Memory Analysis of a Demo Application using AppDynamics

So lets have a look at what AppDynamics does in a professional solution.

10:43 – Application Server Restart

After starting the AppDynamics Leak Detection you will not get immediate results. It starts in the background analyzing collections. Only after a while possible leaks might show up.

11:00 – Collection detected

This java.util.LinkedList is monitored by AppDynamics. It has 56,881 entries, which makes it indeed interesting. But AppDynamics has no long time information yet, so it is not marked as  “potentially leaking”.

11:10 – Collection potentially leaking

Time passed, but the collection continued to grow. 98,850 entries are almost twice the amount compared to ten minutes ago. The internal heuristics now mark it as “potentially leaking”.

11:17 – The leak is growing

The overview is showing the growth of the leak.
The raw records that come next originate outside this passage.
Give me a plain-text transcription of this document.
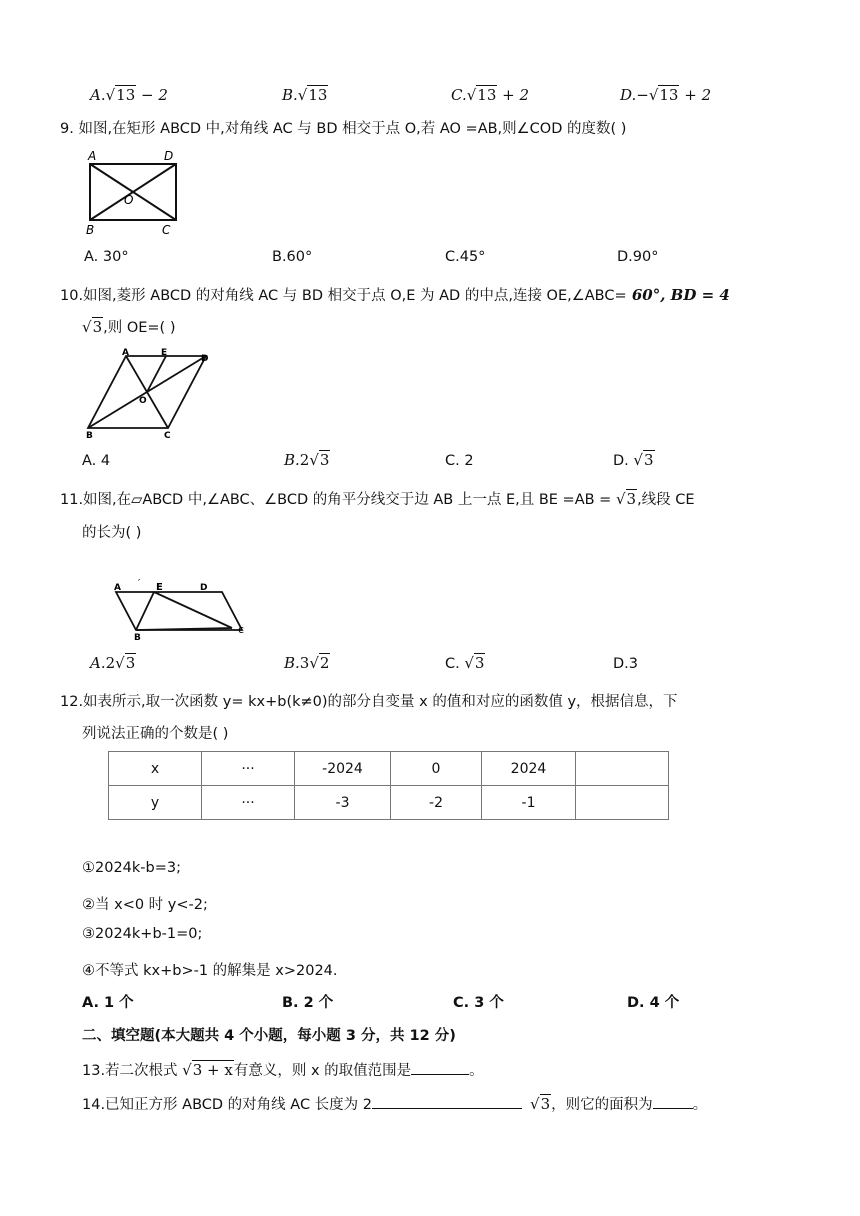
A.√13 − 2	B.√13	C.√13 + 2	D.−√13 + 2
9. 如图,在矩形 ABCD 中,对角线 AC 与 BD 相交于点 O,若 AO =AB,则∠COD 的度数( )
A	D
O
B	C
A. 30°	B.60°	C.45°	D.90°
10.如图,菱形 ABCD 的对角线 AC 与 BD 相交于点 O,E 为 AD 的中点,连接 OE,∠ABC= 60°, BD = 4
√3,则 OE=( )
A	E
D
O
B	C
A. 4	B.2√3	C. 2	D. √3
11.如图,在▱ABCD 中,∠ABC、∠BCD 的角平分线交于边 AB 上一点 E,且 BE =AB = √3,线段 CE
的长为( )
A ′ E	D
B
c
A.2√3	B.3√2	C. √3	D.3
12.如表所示,取一次函数 y= kx+b(k≠0)的部分自变量 x 的值和对应的函数值 y，根据信息，下
列说法正确的个数是( )
x	···	-2024	0	2024	
y	···	-3	-2	-1	
①2024k-b=3;
②当 x<0 时 y<-2;
③2024k+b-1=0;
④不等式 kx+b>-1 的解集是 x>2024.
A. 1 个	B. 2 个	C. 3 个	D. 4 个
二、填空题(本大题共 4 个小题，每小题 3 分，共 12 分)
13.若二次根式 √3 + x有意义，则 x 的取值范围是	。
14.已知正方形 ABCD 的对角线 AC 长度为 2	√3，则它的面积为	。
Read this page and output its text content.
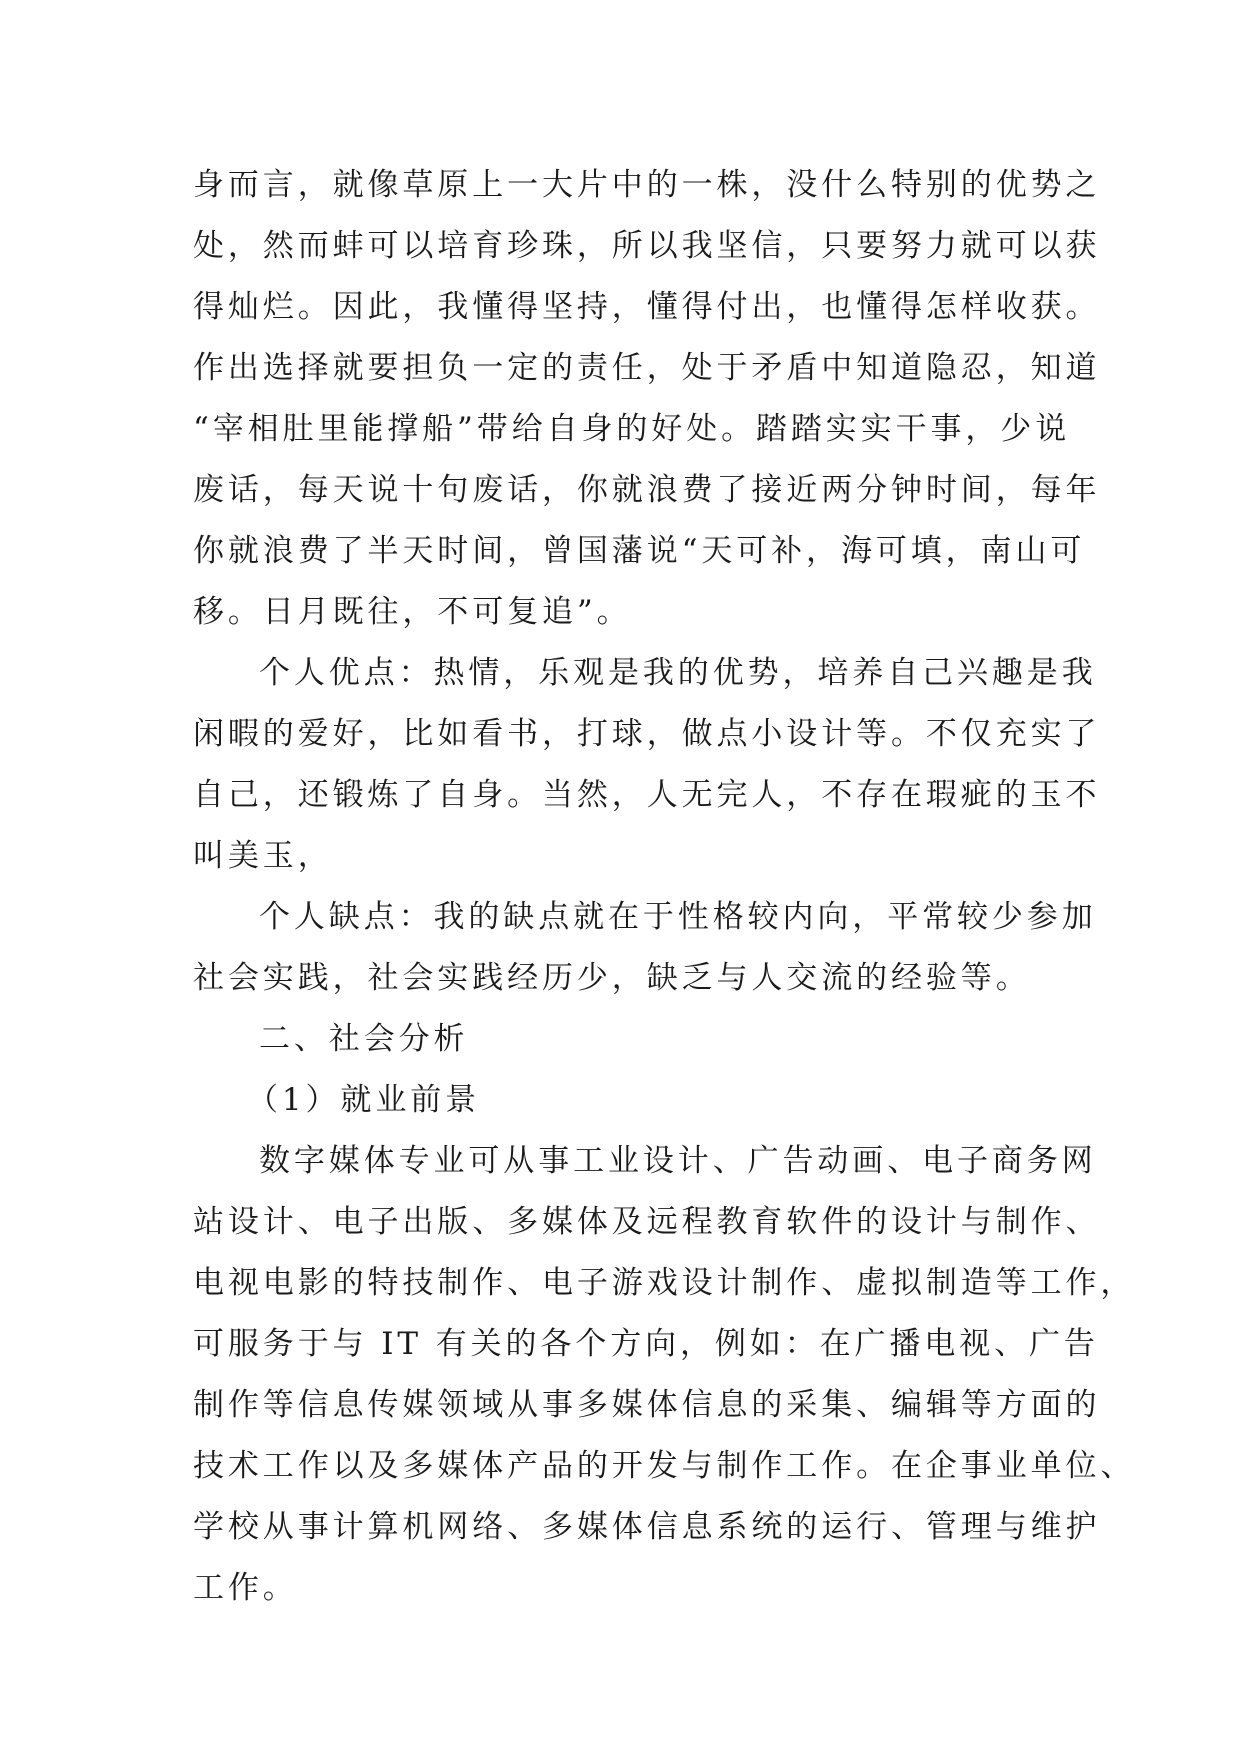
身而言，就像草原上一大片中的一株，没什么特别的优势之
处，然而蚌可以培育珍珠，所以我坚信，只要努力就可以获
得灿烂。因此，我懂得坚持，懂得付出，也懂得怎样收获。
作出选择就要担负一定的责任，处于矛盾中知道隐忍，知道
“宰相肚里能撑船”带给自身的好处。踏踏实实干事，少说
废话，每天说十句废话，你就浪费了接近两分钟时间，每年
你就浪费了半天时间，曾国藩说“天可补，海可填，南山可
移。日月既往，不可复追”。
个人优点：热情，乐观是我的优势，培养自己兴趣是我
闲暇的爱好，比如看书，打球，做点小设计等。不仅充实了
自己，还锻炼了自身。当然，人无完人，不存在瑕疵的玉不
叫美玉，
个人缺点：我的缺点就在于性格较内向，平常较少参加
社会实践，社会实践经历少，缺乏与人交流的经验等。
二、社会分析
（1）就业前景
数字媒体专业可从事工业设计、广告动画、电子商务网
站设计、电子出版、多媒体及远程教育软件的设计与制作、
电视电影的特技制作、电子游戏设计制作、虚拟制造等工作，
可服务于与 IT 有关的各个方向，例如：在广播电视、广告
制作等信息传媒领域从事多媒体信息的采集、编辑等方面的
技术工作以及多媒体产品的开发与制作工作。在企事业单位、
学校从事计算机网络、多媒体信息系统的运行、管理与维护
工作。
Garbage Collection activation would be also drawn here to visualize effects of using SoftReferences.

11:30 – Showing the memory leak

The Content Inspection shows us what is inside the Collection. In this case there are now 118,990 java.lang.String objects with a total size of 20MB.
AppDynamics can also dump the collection and its contents to disc to allow a more detailed analysis of the contents.

11:38 – Identifying the root cause

By using an Access Tracking Session AppDynamics finds out who is creating this memory leak. While you might come up to this point using heap dumps, the listing of the call hierarchy is something special. LinkedLists containing Strings could have been used everywhere, but this leaking LinkedList is used by the “newbookmark” business transaction.
The BookmarkDaoImpl is appending Strings to that list in line 50. However, AppDynamics did not see any code reading or deleting from this list.

So we now got all the information we need to fix this memory leak:

• We can see the potentially leaking structures.
• We get notified about leaks automatically.
• We can see the contents of those structures.
• Business transactions (Use Cases) responsible for creating the leak are identified.
• Accessing code is recorded and shown.

The final decision on whether this is a memory leak or just strange code is of course still up to the developer.

Wrap Up

It is possible to find memory leaks at runtime without creating heap dumps. The information on the invocating code is very useful for correcting memory leaks. Unfortunately, there is no free or open source product for finding leaks in such a way. As you have seen, it is not recommendable to implement it yourself.
AppDynamics has a free 30 day trial which includes the memory leak finder, so you can check for yourself if it is something you can use.